The Olufuko festival is held annually in Outapi, Namibia. It was officially opened on 23 August 2012 by Sam Nujoma, founding President of the Republic of Namibia. Outapi is a town in the Omusati Region in Namibia.

This practice is performed by an elderly man, known as Namunganga, and is accompanied by drumming and dancing. It turns girls and young women into brides, without grooms. This initiation has been banned by the mainstream Christian churches, labelling the practice pagan, and against Christianity.

==Objectives==
Among others, the objectives of the festival are to:
1. Inform, educate and entertain with the aim to appreciate and enhance traditional and cultural identity.
2. Create tourism opportunities.
3. Enhance the purpose of unity amongst the people.
4. Create awareness within the region through cultural, arts and agricultural activities.
5. Preserve and promote culture and tradition.
6. Strengthen the local and regional economy.

== Implications ==
Girls cannot reject Olufuko, because rejection would bring a curse; e.g., they might never marry, have unwanted pregnancies, sterility or the death of a parent. Traditionally a girl who turns down Olufuko is manhandled, tied up and dragged to the Olufuko homestead. Meekulu Saara Walaula, the wife of Aambadja Senior Chief Tatekulu Mathias Walaula, said the Olufuko initiation lasts for seven days and each day serves a purpose. The person ordained to carry out Olufuko is called Namunganga. This practice occurs yearly and many girls partake.

==Process==
Olufuko commences with a day called ekoho when the brides' mothers prepare the fireplaces where food is prepared. This is followed by omakunde and okambadjona when the parents slaughter cattle for their daughters. The fourth day is efundula (the wedding day). From that day on, the girls are confirmed as prospective brides. Single men and polygamists may start to show their interest in the daughters by placing jewelry or bracelets on the wrists of the women of their choice. The woman has the right to choose any of the men or to reject them all. The fifth day is epito letanda, or initiation day; its rituals include a walk around the Olufuko homestead at night when everyone is asleep and returning to the house through a special entrance. That night the brides sleep in Ondjuwo, a special hut built for them.

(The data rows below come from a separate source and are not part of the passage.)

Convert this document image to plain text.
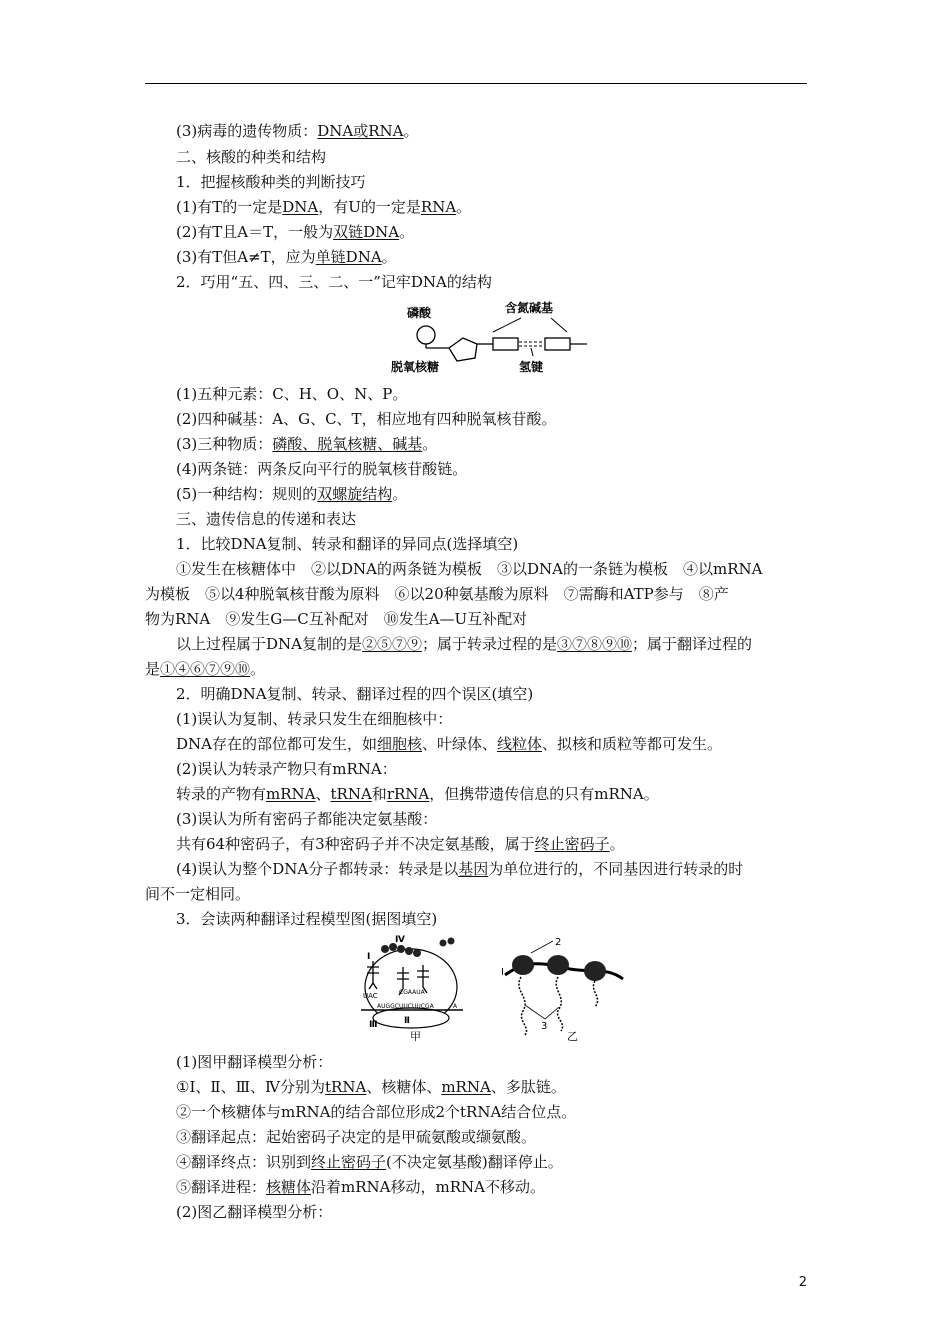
(3)病毒的遗传物质：DNA或RNA。
二、核酸的种类和结构
1．把握核酸种类的判断技巧
(1)有T的一定是DNA，有U的一定是RNA。
(2)有T且A＝T，一般为双链DNA。
(3)有T但A≠T，应为单链DNA。
2．巧用“五、四、三、二、一”记牢DNA的结构
磷酸	含氮碱基
脱氧核糖	氢键
(1)五种元素：C、H、O、N、P。
(2)四种碱基：A、G、C、T，相应地有四种脱氧核苷酸。
(3)三种物质：磷酸、脱氧核糖、碱基。
(4)两条链：两条反向平行的脱氧核苷酸链。
(5)一种结构：规则的双螺旋结构。
三、遗传信息的传递和表达
1．比较DNA复制、转录和翻译的异同点(选择填空)
①发生在核糖体中　②以DNA的两条链为模板　③以DNA的一条链为模板　④以mRNA
为模板　⑤以4种脱氧核苷酸为原料　⑥以20种氨基酸为原料　⑦需酶和ATP参与　⑧产
物为RNA　⑨发生G—C互补配对　⑩发生A—U互补配对
以上过程属于DNA复制的是②⑤⑦⑨；属于转录过程的是③⑦⑧⑨⑩；属于翻译过程的
是①④⑥⑦⑨⑩。
2．明确DNA复制、转录、翻译过程的四个误区(填空)
(1)误认为复制、转录只发生在细胞核中：
DNA存在的部位都可发生，如细胞核、叶绿体、线粒体、拟核和质粒等都可发生。
(2)误认为转录产物只有mRNA：
转录的产物有mRNA、tRNA和rRNA，但携带遗传信息的只有mRNA。
(3)误认为所有密码子都能决定氨基酸：
共有64种密码子，有3种密码子并不决定氨基酸，属于终止密码子。
(4)误认为整个DNA分子都转录：转录是以基因为单位进行的，不同基因进行转录的时
间不一定相同。
3．会读两种翻译过程模型图(据图填空)
AUGGCUUCUUCGA	A
CGAAUA
UAC
Ⅳ
Ⅰ
Ⅲ	Ⅱ
甲
Ⅰ
2
3
乙
(1)图甲翻译模型分析：
①Ⅰ、Ⅱ、Ⅲ、Ⅳ分别为tRNA、核糖体、mRNA、多肽链。
②一个核糖体与mRNA的结合部位形成2个tRNA结合位点。
③翻译起点：起始密码子决定的是甲硫氨酸或缬氨酸。
④翻译终点：识别到终止密码子(不决定氨基酸)翻译停止。
⑤翻译进程：核糖体沿着mRNA移动，mRNA不移动。
(2)图乙翻译模型分析：
2
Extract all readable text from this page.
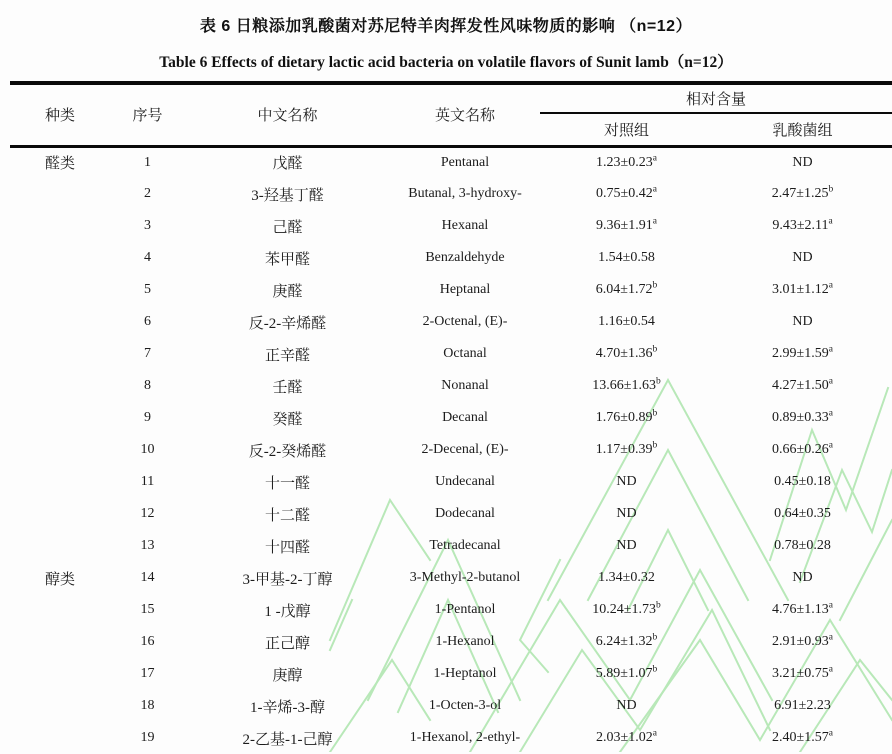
表 6 日粮添加乳酸菌对苏尼特羊肉挥发性风味物质的影响 （n=12）
Table 6 Effects of dietary lactic acid bacteria on volatile flavors of Sunit lamb（n=12）
种类	序号	中文名称	英文名称	相对含量	
				对照组	乳酸菌组
醛类	1	戊醛	Pentanal	1.23±0.23$^a$	ND
	2	3-羟基丁醛	Butanal, 3-hydroxy-	0.75±0.42$^a$	2.47±1.25$^b$
	3	己醛	Hexanal	9.36±1.91$^a$	9.43±2.11$^a$
	4	苯甲醛	Benzaldehyde	1.54±0.58	ND
	5	庚醛	Heptanal	6.04±1.72$^b$	3.01±1.12$^a$
	6	反-2-辛烯醛	2-Octenal, (E)-	1.16±0.54	ND
	7	正辛醛	Octanal	4.70±1.36$^b$	2.99±1.59$^a$
	8	壬醛	Nonanal	13.66±1.63$^b$	4.27±1.50$^a$
	9	癸醛	Decanal	1.76±0.89$^b$	0.89±0.33$^a$
	10	反-2-癸烯醛	2-Decenal, (E)-	1.17±0.39$^b$	0.66±0.26$^a$
	11	十一醛	Undecanal	ND	0.45±0.18
	12	十二醛	Dodecanal	ND	0.64±0.35
	13	十四醛	Tetradecanal	ND	0.78±0.28
醇类	14	3-甲基-2-丁醇	3-Methyl-2-butanol	1.34±0.32	ND
	15	1 -戊醇	1-Pentanol	10.24±1.73$^b$	4.76±1.13$^a$
	16	正己醇	1-Hexanol	6.24±1.32$^b$	2.91±0.93$^a$
	17	庚醇	1-Heptanol	5.89±1.07$^b$	3.21±0.75$^a$
	18	1-辛烯-3-醇	1-Octen-3-ol	ND	6.91±2.23
	19	2-乙基-1-己醇	1-Hexanol, 2-ethyl-	2.03±1.02$^a$	2.40±1.57$^a$
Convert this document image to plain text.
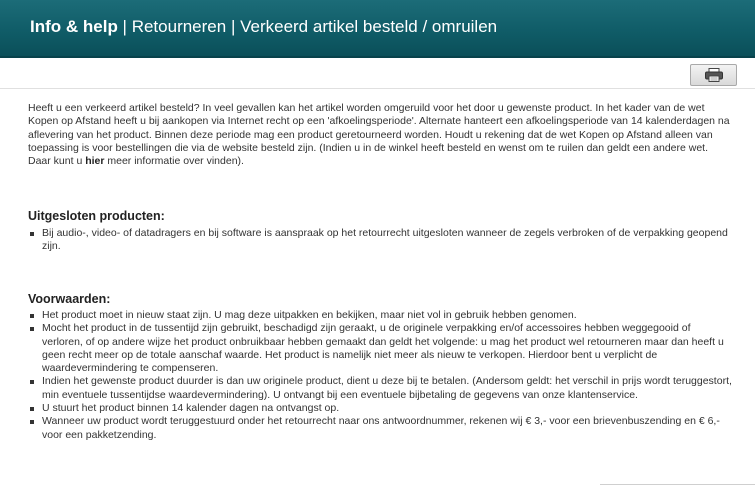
Info & help | Retourneren | Verkeerd artikel besteld / omruilen

Heeft u een verkeerd artikel besteld? In veel gevallen kan het artikel worden omgeruild voor het door u gewenste product. In het kader van de wet Kopen op Afstand heeft u bij aankopen via Internet recht op een 'afkoelingsperiode'. Alternate hanteert een afkoelingsperiode van 14 kalenderdagen na aflevering van het product. Binnen deze periode mag een product geretourneerd worden. Houdt u rekening dat de wet Kopen op Afstand alleen van toepassing is voor bestellingen die via de website besteld zijn. (Indien u in de winkel heeft besteld en wenst om te ruilen dan geldt een andere wet. Daar kunt u hier meer informatie over vinden).

Uitgesloten producten:
Bij audio-, video- of datadragers en bij software is aanspraak op het retourrecht uitgesloten wanneer de zegels verbroken of de verpakking geopend zijn.
Voorwaarden:
Het product moet in nieuw staat zijn. U mag deze uitpakken en bekijken, maar niet vol in gebruik hebben genomen.
Mocht het product in de tussentijd zijn gebruikt, beschadigd zijn geraakt, u de originele verpakking en/of accessoires hebben weggegooid of verloren, of op andere wijze het product onbruikbaar hebben gemaakt dan geldt het volgende: u mag het product wel retourneren maar dan heeft u geen recht meer op de totale aanschaf waarde. Het product is namelijk niet meer als nieuw te verkopen. Hierdoor bent u verplicht de waardevermindering te compenseren.
Indien het gewenste product duurder is dan uw originele product, dient u deze bij te betalen. (Andersom geldt: het verschil in prijs wordt teruggestort, min eventuele tussentijdse waardevermindering). U ontvangt bij een eventuele bijbetaling de gegevens van onze klantenservice.
U stuurt het product binnen 14 kalender dagen na ontvangst op.
Wanneer uw product wordt teruggestuurd onder het retourrecht naar ons antwoordnummer, rekenen wij € 3,- voor een brievenbuszending en € 6,- voor een pakketzending.
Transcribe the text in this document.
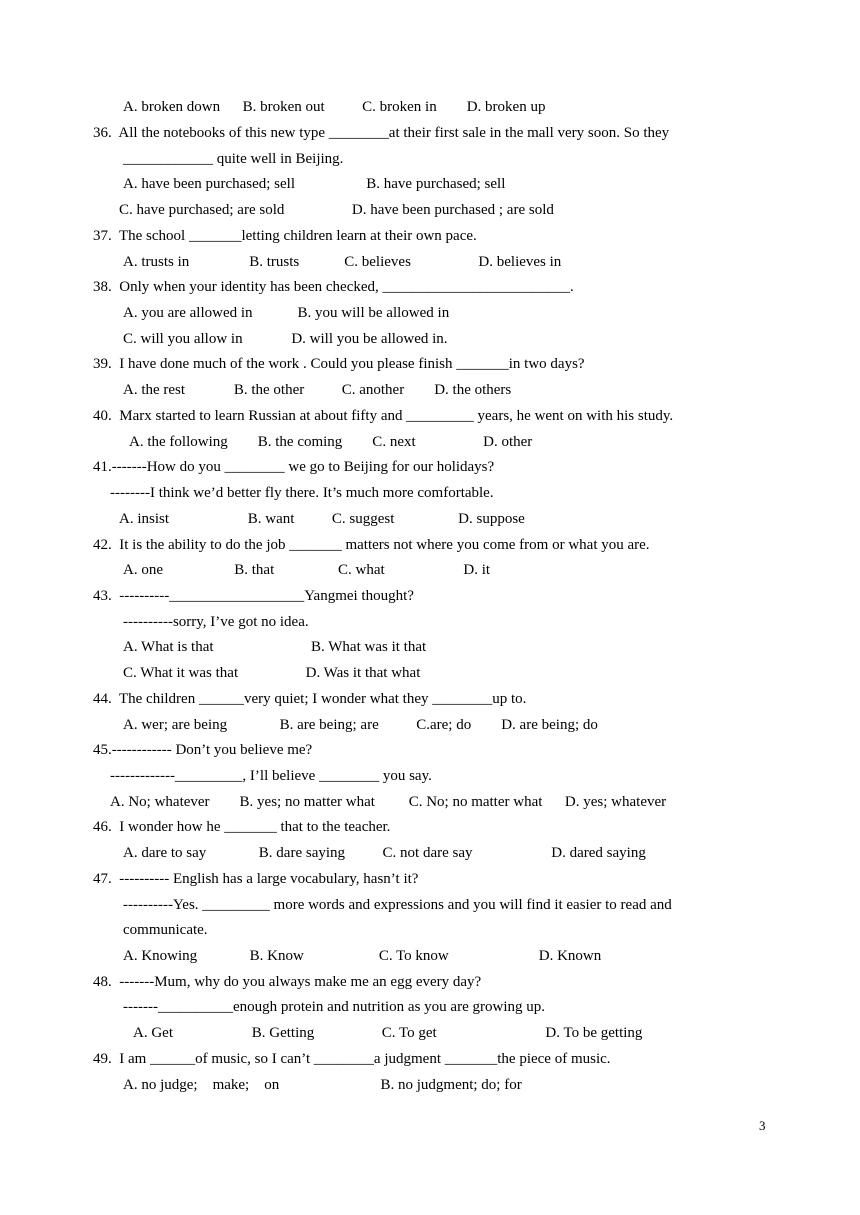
A. broken down      B. broken out          C. broken in        D. broken up
36.  All the notebooks of this new type ________at their first sale in the mall very soon. So they
____________ quite well in Beijing.
A. have been purchased; sell                   B. have purchased; sell
C. have purchased; are sold                  D. have been purchased ; are sold
37.  The school _______letting children learn at their own pace.
A. trusts in                B. trusts            C. believes                  D. believes in
38.  Only when your identity has been checked, _________________________.
A. you are allowed in            B. you will be allowed in
C. will you allow in             D. will you be allowed in.
39.  I have done much of the work . Could you please finish _______in two days?
A. the rest             B. the other          C. another        D. the others
40.  Marx started to learn Russian at about fifty and _________ years, he went on with his study.
A. the following        B. the coming        C. next                  D. other
41.-------How do you ________ we go to Beijing for our holidays?
--------I think we’d better fly there. It’s much more comfortable.
A. insist                     B. want          C. suggest                 D. suppose
42.  It is the ability to do the job _______ matters not where you come from or what you are.
A. one                   B. that                 C. what                     D. it
43.  ----------__________________Yangmei thought?
----------sorry, I’ve got no idea.
A. What is that                          B. What was it that
C. What it was that                  D. Was it that what
44.  The children ______very quiet; I wonder what they ________up to.
A. wer; are being              B. are being; are          C.are; do        D. are being; do
45.------------ Don’t you believe me?
-------------_________, I’ll believe ________ you say.
A. No; whatever        B. yes; no matter what         C. No; no matter what      D. yes; whatever
46.  I wonder how he _______ that to the teacher.
A. dare to say              B. dare saying          C. not dare say                     D. dared saying
47.  ---------- English has a large vocabulary, hasn’t it?
----------Yes. _________ more words and expressions and you will find it easier to read and
communicate.
A. Knowing              B. Know                    C. To know                        D. Known
48.  -------Mum, why do you always make me an egg every day?
-------__________enough protein and nutrition as you are growing up.
A. Get                     B. Getting                  C. To get                             D. To be getting
49.  I am ______of music, so I can’t ________a judgment _______the piece of music.
A. no judge;    make;    on                           B. no judgment; do; for
3
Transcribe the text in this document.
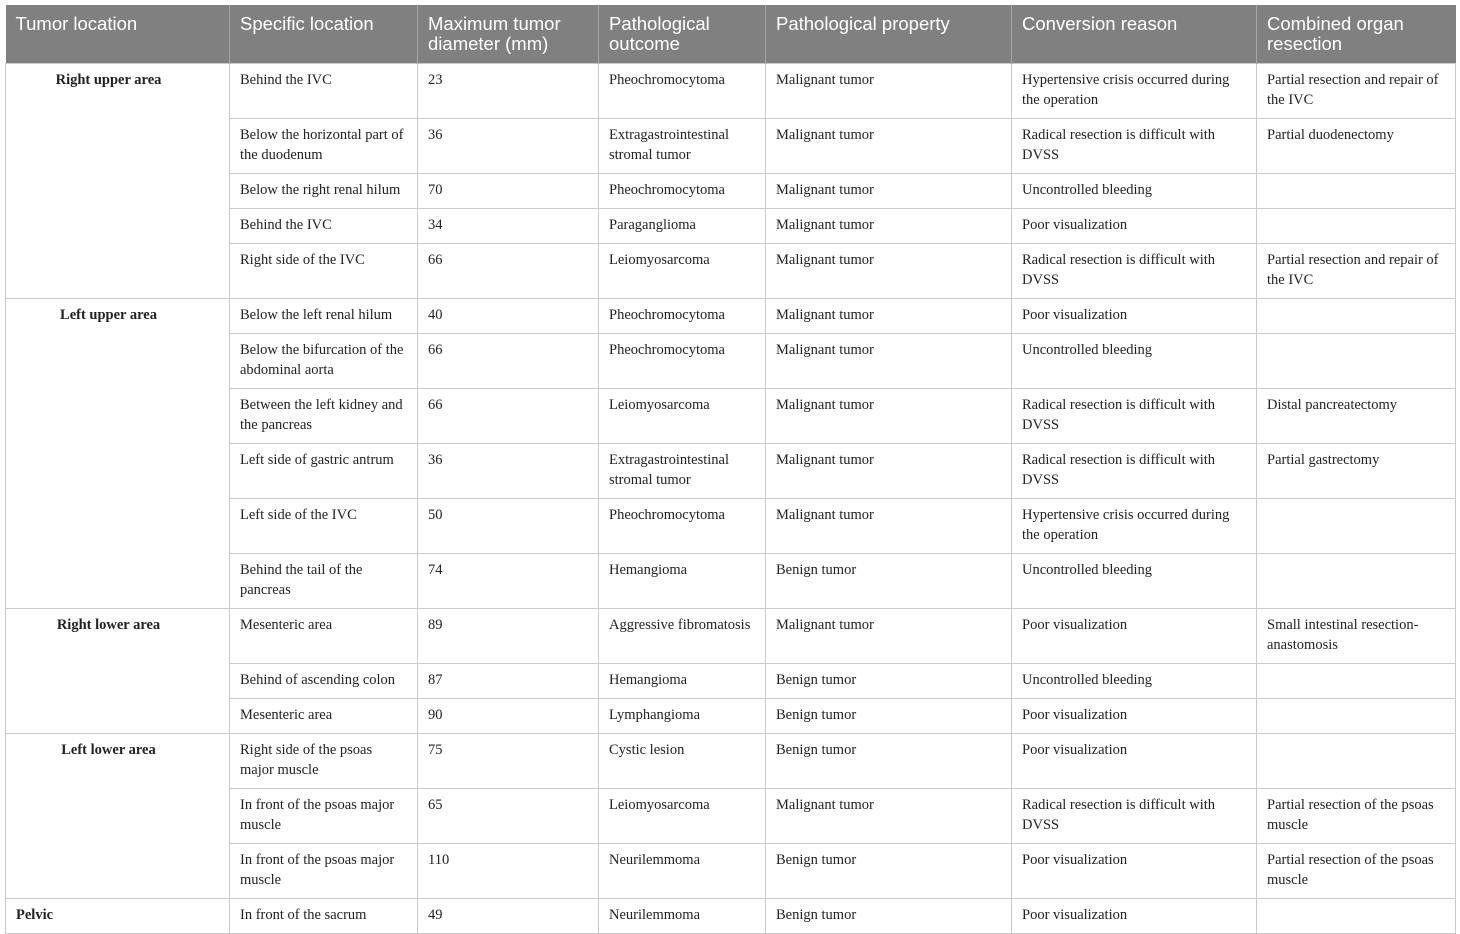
Tumor location	Specific location	Maximum tumor diameter (mm)	Pathological outcome	Pathological property	Conversion reason	Combined organ resection
Right upper area	Behind the IVC	23	Pheochromocytoma	Malignant tumor	Hypertensive crisis occurred during the operation	Partial resection and repair of the IVC
	Below the horizontal part of the duodenum	36	Extragastrointestinal stromal tumor	Malignant tumor	Radical resection is difficult with DVSS	Partial duodenectomy
	Below the right renal hilum	70	Pheochromocytoma	Malignant tumor	Uncontrolled bleeding	
	Behind the IVC	34	Paraganglioma	Malignant tumor	Poor visualization	
	Right side of the IVC	66	Leiomyosarcoma	Malignant tumor	Radical resection is difficult with DVSS	Partial resection and repair of the IVC
Left upper area	Below the left renal hilum	40	Pheochromocytoma	Malignant tumor	Poor visualization	
	Below the bifurcation of the abdominal aorta	66	Pheochromocytoma	Malignant tumor	Uncontrolled bleeding	
	Between the left kidney and the pancreas	66	Leiomyosarcoma	Malignant tumor	Radical resection is difficult with DVSS	Distal pancreatectomy
	Left side of gastric antrum	36	Extragastrointestinal stromal tumor	Malignant tumor	Radical resection is difficult with DVSS	Partial gastrectomy
	Left side of the IVC	50	Pheochromocytoma	Malignant tumor	Hypertensive crisis occurred during the operation	
	Behind the tail of the pancreas	74	Hemangioma	Benign tumor	Uncontrolled bleeding	
Right lower area	Mesenteric area	89	Aggressive fibromatosis	Malignant tumor	Poor visualization	Small intestinal resection-anastomosis
	Behind of ascending colon	87	Hemangioma	Benign tumor	Uncontrolled bleeding	
	Mesenteric area	90	Lymphangioma	Benign tumor	Poor visualization	
Left lower area	Right side of the psoas major muscle	75	Cystic lesion	Benign tumor	Poor visualization	
	In front of the psoas major muscle	65	Leiomyosarcoma	Malignant tumor	Radical resection is difficult with DVSS	Partial resection of the psoas muscle
	In front of the psoas major muscle	110	Neurilemmoma	Benign tumor	Poor visualization	Partial resection of the psoas muscle
Pelvic	In front of the sacrum	49	Neurilemmoma	Benign tumor	Poor visualization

According to the prevailing belief, pregnant brides or girls that have had an abortion can never go through the rituals and are unable to even if they wished to, due to the influence of supernatural forces. After the rituals the girls are officially prospective brides and will be referred to as brides until they accept a proposal or fall pregnant. On the last day, the girls are "cleansed" by rubbing their bodies with butter mixed with traditional red dye or ochre with oshifima (porridge); the butter and dye mixture is also smeared on the girls at the commencement of the ceremony. On this day, okandjibululwena, mothers and brides can leave the Olufuko homestead and return to their homes.

Bringing back Olufuko ceremony. The Olufuko ended in the 1940s but was held by Omusati Regional Council in conjunction with Outapi Town Council and traditional authorities at Outapi town in northern Namibia.

Namrights said Olufuko is "discriminatory and degrading against girls". Opponents claimed that Olufuko would contribute to the spread of HIV/AIDS, dropping out of school, teenage pregnancy and promiscuity and called it unconstitutional. They claim that Olufuko is an infringement of human rights, since young girls are forced into this initiation process. Pregnancy before marriage after Olufuko is acceptable and is not a taboo. People under 16 are considered minors under the Namibian Constitution.

==Olufuko in modern culture==
Olufuko is the theme of an annual festival, hosted in Outapi, Omusati Region, Namibia. The 'Olufuko festival' was launched in 2012.

The Founding President of the Republic of Namibia, H.E. Dr. Sam Nujoma, is the patron of Olufuko Festival. Nujoma emphasized that a “nation without a culture and tradition is not a nation". The event was a success and will continue under the slogan Our Heritage Our Pride.